Causes of aniseikonia

Every pair of lenses causes aniseikonia to some degree. The question is how much can the individual patient tolerate and would reducing it result in more comfort or better adaptation? Traditionally aniseikonia has been thought to be problematic only in extreme anisometropia. But that is only considering static aniseikonia (image size) that’s created by the glasses.

Dynamic aniseikonia is much more uncomfortable and that can occur even when the refraction is equal. Dynamic aniseikonia describes the unequal demand on the movement of the eyes as they move left and right and up and down that is caused by the eye glasses.

Aniseikonia can also be treated with the SHAW™ lens in the following cases:

  1. Spectacle-induced aniseikonia
  2. Congenital anisometropia, which can lead to lazy eye
  3. Axial length changes due to retinal detachment surgery
  4. Refractive induced aniseikonia from cataracts
  5. Cataract refractive surgery
  6. Maculopathy

The SHAW lens is an effective tool in the treatment of all of these cases. When used by your optometrist along with other treatment options, the iseikonic nature of the SHAW lens design means that it is the best practice for the toughest cases.

Even a small amount of aniseikonia can be problematic.

In clinical practice Dr. Shaw has found some remarkable evidence that even a small amount of aniseikonia among moderate myopes can be problematic.

One patient described her experience with her current glasses as annoying. She complained that in the upper and lower areas of her gaze the image made her feel dizzy. She was Minus 1 OD and Minus 1.5 OS, -.25, 180 in the other. Here’s the interesting thing. When the Motor Fusion limits were tested it revealed that she had very little tolerance for vertical distortion. In fact, she was base in .5, base out .5. So this made sense that she wasn’t very happy with traditional lenses.
When we model the traditional lens, we find that in her low tolerance to vertical dymanic aniseikonia was exceeded by traditional lenses by well over 100%. In effect, even though this amount was technically very small to her it made a huge difference.
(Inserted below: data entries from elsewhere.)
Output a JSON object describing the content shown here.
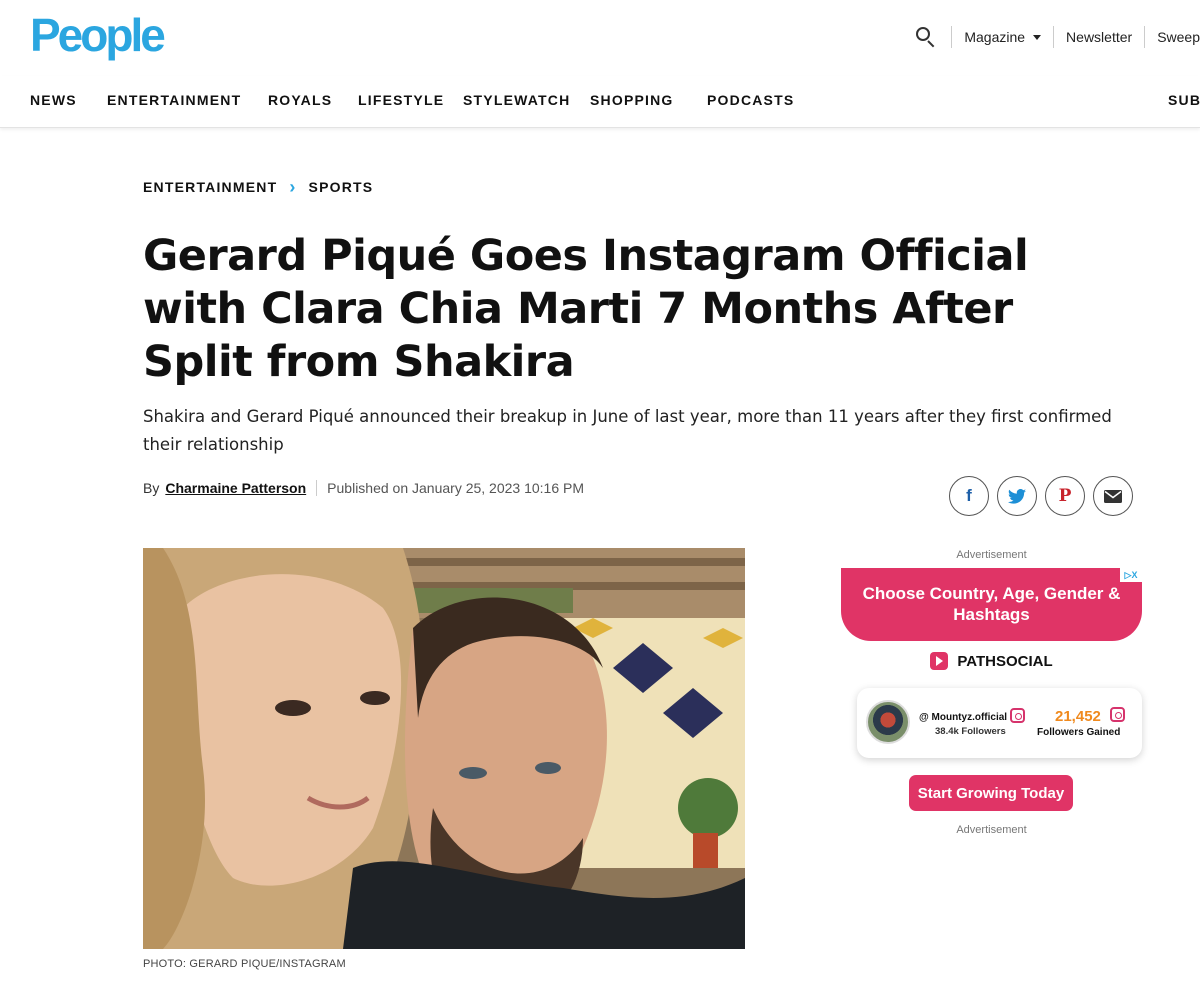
{
  "header": {
    "logo": "People",
    "search_icon": "search-icon",
    "top_links": {
      "magazine": "Magazine",
      "newsletter": "Newsletter",
      "sweep": "Sweep"
    }
  },
  "nav": {
    "items": [
      "NEWS",
      "ENTERTAINMENT",
      "ROYALS",
      "LIFESTYLE",
      "STYLEWATCH",
      "SHOPPING",
      "PODCASTS"
    ],
    "subscribe": "SUB"
  },
  "article": {
    "breadcrumb": [
      "ENTERTAINMENT",
      "SPORTS"
    ],
    "headline": "Gerard Piqué Goes Instagram Official with Clara Chia Marti 7 Months After Split from Shakira",
    "dek": "Shakira and Gerard Piqué announced their breakup in June of last year, more than 11 years after they first confirmed their relationship",
    "byline_prefix": "By",
    "author": "Charmaine Patterson",
    "published": "Published on January 25, 2023 10:16 PM",
    "caption": "PHOTO: GERARD PIQUE/INSTAGRAM"
  },
  "share": {
    "facebook": "f",
    "twitter_icon": "twitter-icon",
    "pinterest": "P",
    "email_icon": "email-icon"
  },
  "ad": {
    "label_top": "Advertisement",
    "headline": "Choose Country, Age, Gender & Hashtags",
    "brand": "PATHSOCIAL",
    "handle": "@ Mountyz.official",
    "followers": "38.4k Followers",
    "gained": "21,452",
    "gained_label": "Followers Gained",
    "cta": "Start Growing Today",
    "label_bottom": "Advertisement",
    "choices_mark": "▷X"
  },
  "colors": {
    "brand_blue": "#2ba6e0",
    "ad_pink": "#e03466",
    "ad_orange": "#f08a1e"
  }
}
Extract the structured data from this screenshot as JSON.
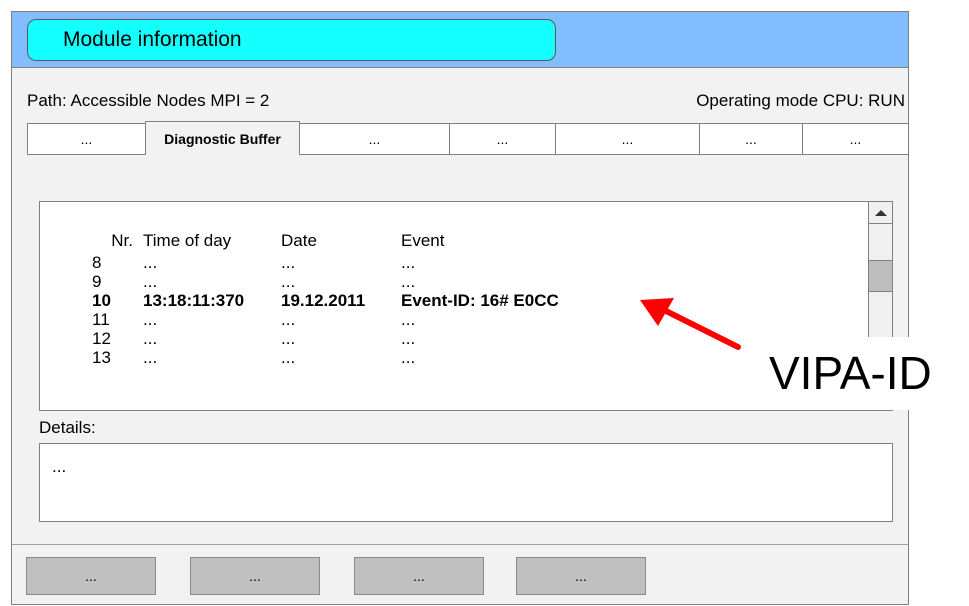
{
  "window": {
    "title": "Module information"
  },
  "status": {
    "path": "Path: Accessible Nodes MPI = 2",
    "operating_mode": "Operating mode CPU: RUN"
  },
  "tabs": [
    {
      "label": "...",
      "active": false
    },
    {
      "label": "Diagnostic Buffer",
      "active": true
    },
    {
      "label": "...",
      "active": false
    },
    {
      "label": "...",
      "active": false
    },
    {
      "label": "...",
      "active": false
    },
    {
      "label": "...",
      "active": false
    },
    {
      "label": "...",
      "active": false
    }
  ],
  "diagnostic_buffer": {
    "columns": [
      "Nr.",
      "Time of day",
      "Date",
      "Event"
    ],
    "rows": [
      {
        "nr": "8",
        "time": "...",
        "date": "...",
        "event": "...",
        "selected": false
      },
      {
        "nr": "9",
        "time": "...",
        "date": "...",
        "event": "...",
        "selected": false
      },
      {
        "nr": "10",
        "time": "13:18:11:370",
        "date": "19.12.2011",
        "event": "Event-ID: 16# E0CC",
        "selected": true
      },
      {
        "nr": "11",
        "time": "...",
        "date": "...",
        "event": "...",
        "selected": false
      },
      {
        "nr": "12",
        "time": "...",
        "date": "...",
        "event": "...",
        "selected": false
      },
      {
        "nr": "13",
        "time": "...",
        "date": "...",
        "event": "...",
        "selected": false
      }
    ]
  },
  "details": {
    "label": "Details:",
    "text": "..."
  },
  "buttons": [
    "...",
    "...",
    "...",
    "..."
  ],
  "annotation": {
    "text": "VIPA-ID",
    "arrow_color": "#ff0000"
  },
  "colors": {
    "titlebar": "#82bdff",
    "title_pill": "#16ffff",
    "window_bg": "#f2f2f2",
    "button": "#c0c0c0"
  }
}
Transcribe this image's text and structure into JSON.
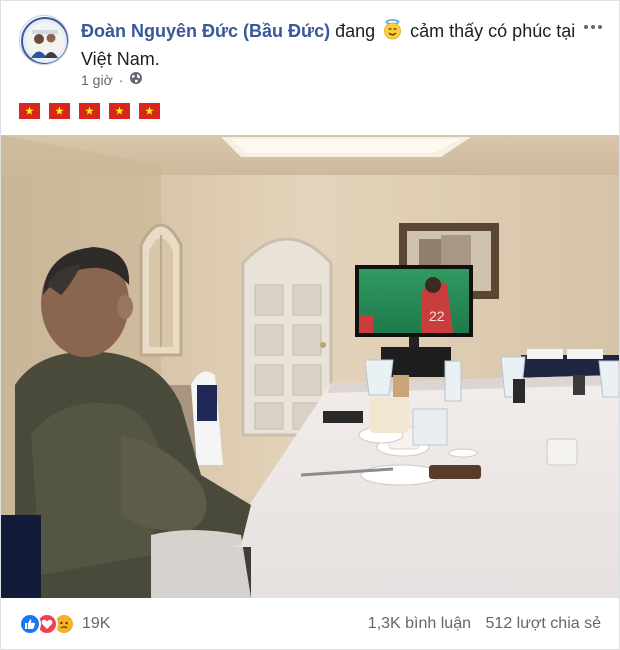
{
  "post": {
    "author": "Đoàn Nguyên Đức (Bầu Đức)",
    "status_prefix": " đang ",
    "status_feeling": " cảm thấy có phúc tại Việt Nam.",
    "time": "1 giờ",
    "time_separator": "·",
    "privacy_icon": "globe-icon",
    "flag_count": 5,
    "flag_icon": "vietnam-flag-icon"
  },
  "stats": {
    "reactions_count": "19K",
    "reaction_icons": [
      "like-icon",
      "love-icon",
      "sad-icon"
    ],
    "comments": "1,3K bình luận",
    "shares": "512 lượt chia sẻ"
  },
  "colors": {
    "author": "#385898",
    "meta": "#606770",
    "like": "#1877f2",
    "love": "#f33e58",
    "sad": "#f7b125",
    "flag_red": "#da251d",
    "flag_star": "#ffff00"
  }
}
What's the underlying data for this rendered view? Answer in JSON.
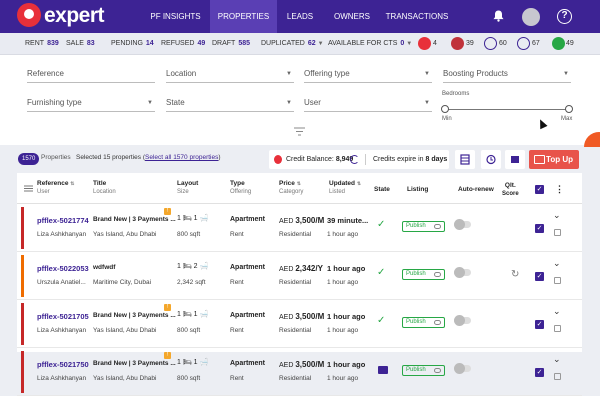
{
  "app": {
    "brand": "expert"
  },
  "nav": {
    "items": [
      {
        "label": "PF INSIGHTS"
      },
      {
        "label": "PROPERTIES"
      },
      {
        "label": "LEADS"
      },
      {
        "label": "OWNERS"
      },
      {
        "label": "TRANSACTIONS"
      }
    ],
    "active": "PROPERTIES",
    "help": "?"
  },
  "stats": {
    "rent_label": "RENT",
    "rent": "839",
    "sale_label": "SALE",
    "sale": "83",
    "pending_label": "PENDING",
    "pending": "14",
    "refused_label": "REFUSED",
    "refused": "49",
    "draft_label": "DRAFT",
    "draft": "585",
    "duplicated_label": "DUPLICATED",
    "duplicated": "62",
    "available_label": "AVAILABLE FOR CTS",
    "available": "0",
    "icon_counts": [
      "4",
      "39",
      "60",
      "67",
      "49"
    ],
    "icon_colors": [
      "#e8303a",
      "#c0323b",
      "#3d2394",
      "#3d2394",
      "#27a745"
    ]
  },
  "filters": {
    "reference": "Reference",
    "location": "Location",
    "offering_type": "Offering type",
    "boosting": "Boosting Products",
    "furnishing": "Furnishing type",
    "state": "State",
    "user": "User",
    "bedrooms_label": "Bedrooms",
    "min": "Min",
    "max": "Max"
  },
  "toolbar": {
    "count": "1570",
    "properties_label": "Properties",
    "selected_text": "Selected 15 properties (",
    "select_all": "Select all 1570 properties",
    "select_close": ")",
    "credit_label": "Credit Balance:",
    "credit_value": "8,949",
    "expire_label": "Credits expire in",
    "expire_value": "8 days",
    "topup_label": "Top Up"
  },
  "table": {
    "headers": {
      "reference": "Reference",
      "reference_sub": "User",
      "title": "Title",
      "title_sub": "Location",
      "layout": "Layout",
      "layout_sub": "Size",
      "type": "Type",
      "type_sub": "Offering",
      "price": "Price",
      "price_sub": "Category",
      "updated": "Updated",
      "updated_sub": "Listed",
      "state": "State",
      "listing": "Listing",
      "autorenew": "Auto-renew",
      "quality": "Qlt.",
      "quality2": "Score"
    },
    "rows": [
      {
        "ref": "pfflex-5021774",
        "user": "Liza Ashkhanyan",
        "title": "Brand New | 3 Payments ...",
        "location": "Yas Island, Abu Dhabi",
        "layout": "1 🛏 1 🛁",
        "size": "800 sqft",
        "type": "Apartment",
        "offering": "Rent",
        "price_cur": "AED",
        "price": "3,500/M",
        "category": "Residential",
        "updated": "39 minute...",
        "listed": "1 hour ago",
        "listing": "Publish",
        "bar": "#c62828",
        "state": "check",
        "warn": true
      },
      {
        "ref": "pfflex-5022053",
        "user": "Urszula Anatiel...",
        "title": "wdfwdf",
        "location": "Maritime City, Dubai",
        "layout": "1 🛏 2 🛁",
        "size": "2,342 sqft",
        "type": "Apartment",
        "offering": "Rent",
        "price_cur": "AED",
        "price": "2,342/Y",
        "category": "Residential",
        "updated": "1 hour ago",
        "listed": "1 hour ago",
        "listing": "Publish",
        "bar": "#ef6c00",
        "state": "check",
        "warn": false
      },
      {
        "ref": "pfflex-5021705",
        "user": "Liza Ashkhanyan",
        "title": "Brand New | 3 Payments ...",
        "location": "Yas Island, Abu Dhabi",
        "layout": "1 🛏 1 🛁",
        "size": "800 sqft",
        "type": "Apartment",
        "offering": "Rent",
        "price_cur": "AED",
        "price": "3,500/M",
        "category": "Residential",
        "updated": "1 hour ago",
        "listed": "1 hour ago",
        "listing": "Publish",
        "bar": "#c62828",
        "state": "check",
        "warn": true
      },
      {
        "ref": "pfflex-5021750",
        "user": "Liza Ashkhanyan",
        "title": "Brand New | 3 Payments ...",
        "location": "Yas Island, Abu Dhabi",
        "layout": "1 🛏 1 🛁",
        "size": "800 sqft",
        "type": "Apartment",
        "offering": "Rent",
        "price_cur": "AED",
        "price": "3,500/M",
        "category": "Residential",
        "updated": "1 hour ago",
        "listed": "1 hour ago",
        "listing": "Publish",
        "bar": "#c62828",
        "state": "mail",
        "warn": true
      }
    ]
  }
}
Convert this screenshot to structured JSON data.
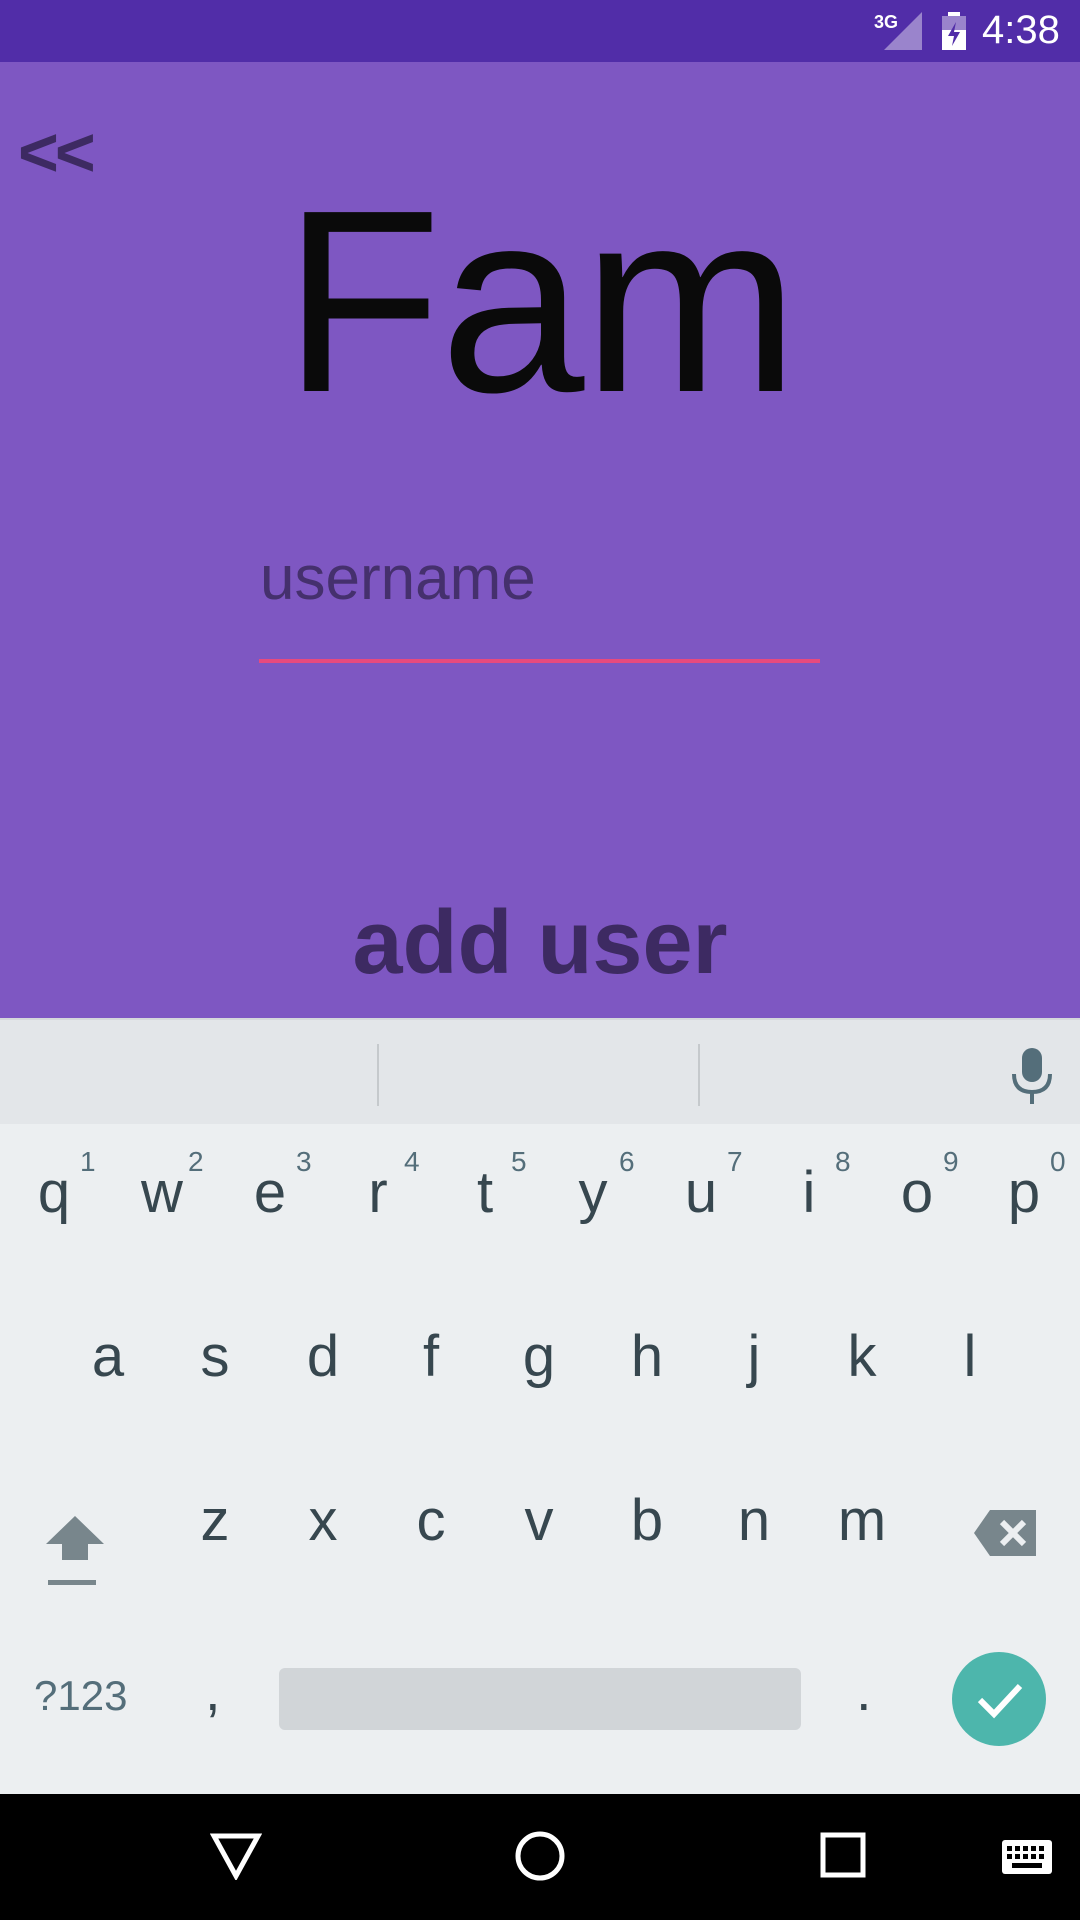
{
  "status_bar": {
    "network": "3G",
    "time": "4:38"
  },
  "app": {
    "back_label": "<<",
    "title": "Fam",
    "username_placeholder": "username",
    "username_value": "",
    "add_user_label": "add user",
    "colors": {
      "background": "#7E57C2",
      "status_bar": "#512DA8",
      "accent": "#E84A7E"
    }
  },
  "keyboard": {
    "row1": [
      {
        "letter": "q",
        "hint": "1"
      },
      {
        "letter": "w",
        "hint": "2"
      },
      {
        "letter": "e",
        "hint": "3"
      },
      {
        "letter": "r",
        "hint": "4"
      },
      {
        "letter": "t",
        "hint": "5"
      },
      {
        "letter": "y",
        "hint": "6"
      },
      {
        "letter": "u",
        "hint": "7"
      },
      {
        "letter": "i",
        "hint": "8"
      },
      {
        "letter": "o",
        "hint": "9"
      },
      {
        "letter": "p",
        "hint": "0"
      }
    ],
    "row2": [
      "a",
      "s",
      "d",
      "f",
      "g",
      "h",
      "j",
      "k",
      "l"
    ],
    "row3": [
      "z",
      "x",
      "c",
      "v",
      "b",
      "n",
      "m"
    ],
    "symbols_label": "?123",
    "comma_label": ",",
    "period_label": ".",
    "icons": [
      "mic-icon",
      "shift-icon",
      "backspace-icon",
      "checkmark-icon"
    ],
    "done_color": "#4DB6AC"
  },
  "nav_bar": {
    "icons": [
      "back-triangle-icon",
      "home-circle-icon",
      "recents-square-icon",
      "keyboard-icon"
    ]
  }
}
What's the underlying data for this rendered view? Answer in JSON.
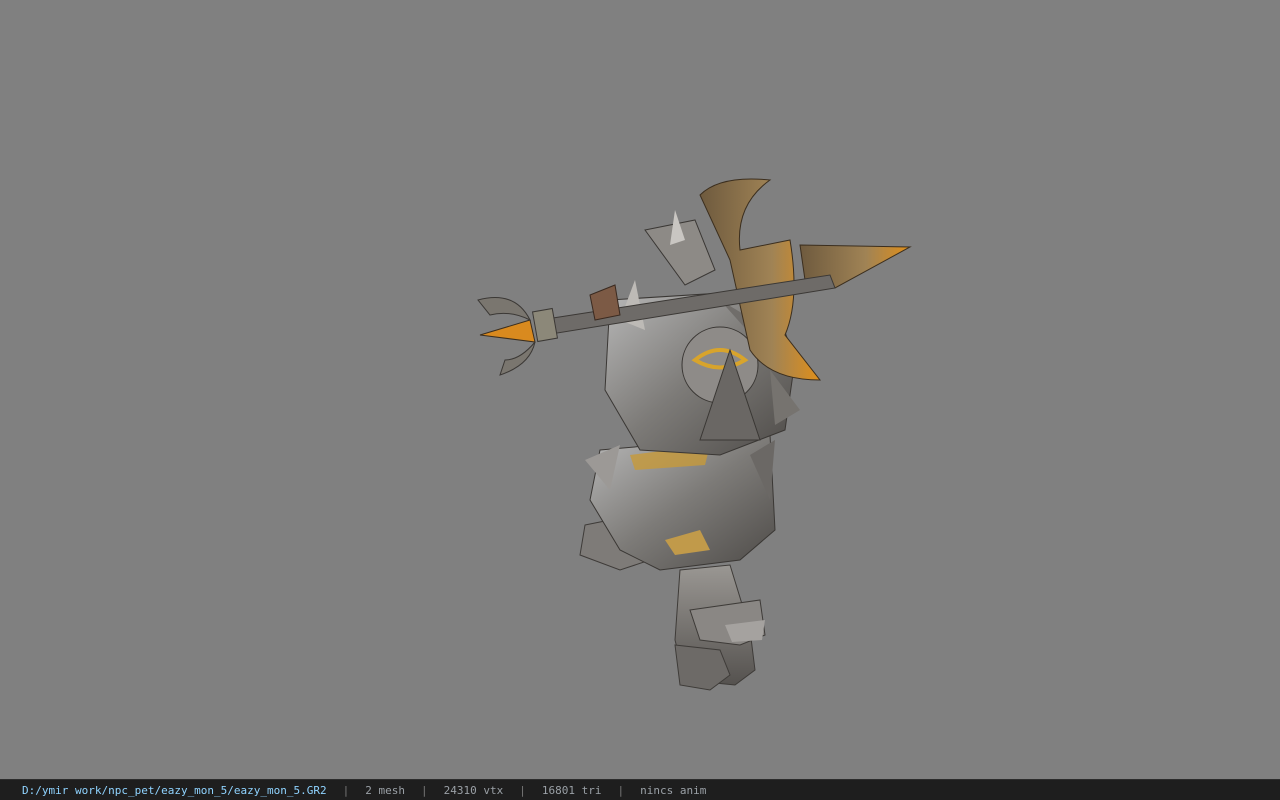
{
  "status": {
    "file_path": "D:/ymir work/npc_pet/eazy_mon_5/eazy_mon_5.GR2",
    "separator": "|",
    "mesh": "2 mesh",
    "vertices": "24310 vtx",
    "triangles": "16801 tri",
    "animation": "nincs anim"
  },
  "viewport": {
    "background_color": "#808080",
    "model_name": "eazy_mon_5"
  },
  "colors": {
    "statusbar_bg": "#1e1e1e",
    "path_text": "#8fd3ff",
    "stat_text": "#9aa0a6"
  }
}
And she is not alone. Our recommendation is that the SHAW lens will make a noticeable difference to patients who don’t need to wear their glasses for distance but like to so they can read. The new-to-glasses or infrequent glasses wearers can be the least adaptable to glasses. And their tolerance can be measured using simple loose prisms and the sophisticated SHAW lens design software.

With these tools, the optometrist can assess how well traditional lenses serve the patient or design a lens that meets the patient’s tolerance to dynamic aniseikonia using the SHAW lens technology.